Il nettoya également le bac de sable fin dans lequel l’oiseau se séchait après son bain. Il plaça des graines dans la mangeoire. Si le chien et le cochon d’Inde n’étaient pas les meilleurs amis du monde, le chien et la perruche faisaient malgré tout bon ménage.

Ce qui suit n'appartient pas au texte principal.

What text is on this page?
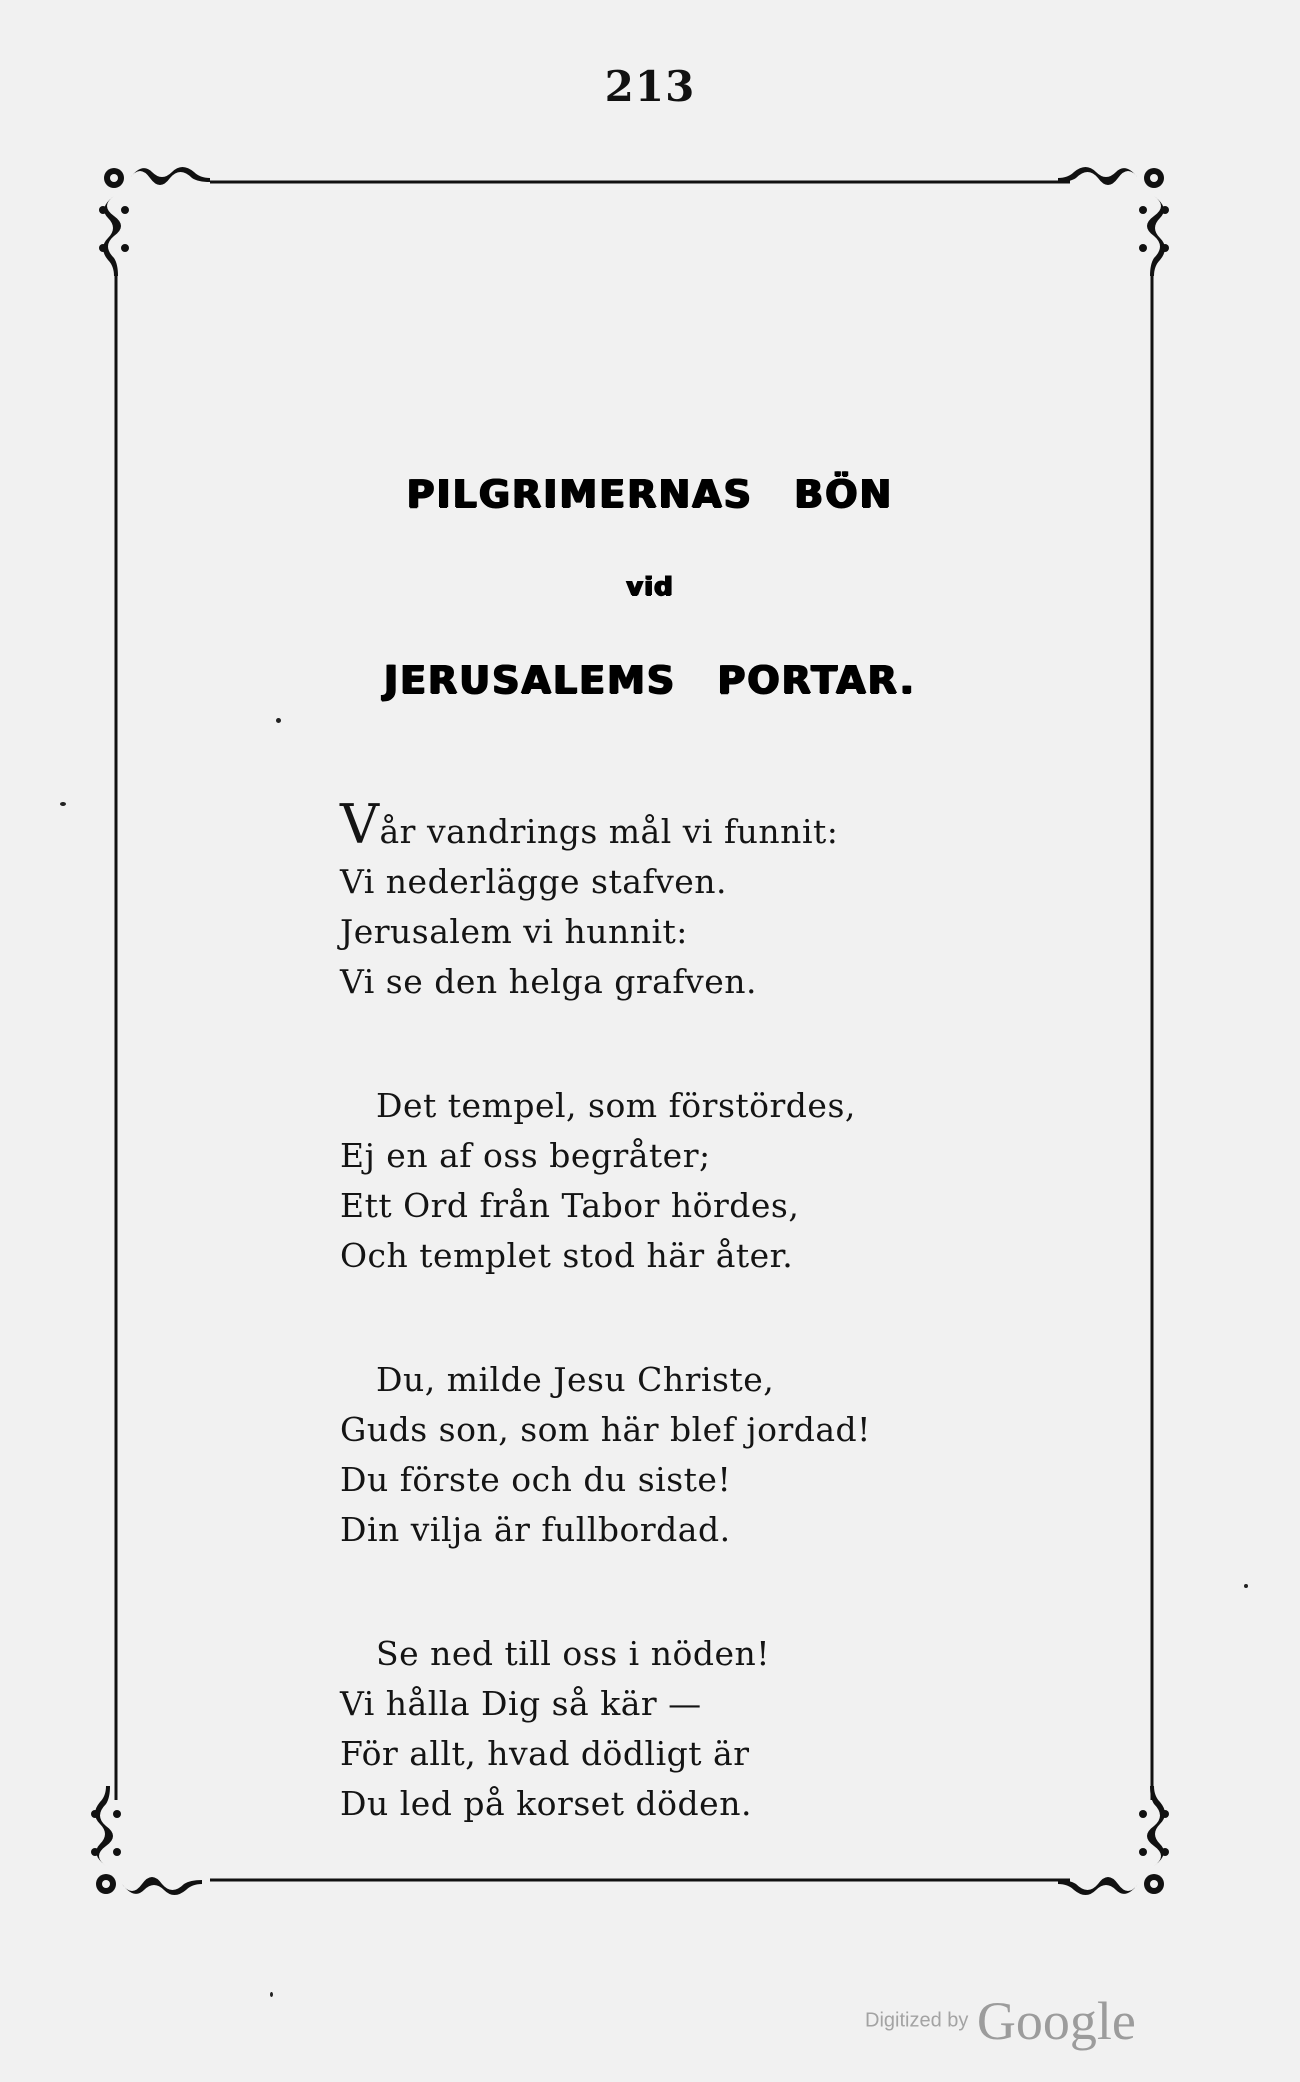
213
PILGRIMERNAS BÖN
vid
JERUSALEMS PORTAR.
Vår vandrings mål vi funnit:
Vi nederlägge stafven.
Jerusalem vi hunnit:
Vi se den helga grafven.
Det tempel, som förstördes,
Ej en af oss begråter;
Ett Ord från Tabor hördes,
Och templet stod här åter.
Du, milde Jesu Christe,
Guds son, som här blef jordad!
Du förste och du siste!
Din vilja är fullbordad.
Se ned till oss i nöden!
Vi hålla Dig så kär —
För allt, hvad dödligt är
Du led på korset döden.
Digitized by Google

Les seuls vrais moments de tension intervenaient quand la perruche se perchait sur le bord de la gamelle de Ramsès. Le chien grognait alors pour montrer son mécontentement. Elle pouvait cependant impunément grimper sur son corps ou se planter sur sa tête.
Le chien la laissait faire. Au pire, s’ébrouait-il, comme un chien mouillé, occasionnant l’envol de la délicate perruche, à peine effarouchée.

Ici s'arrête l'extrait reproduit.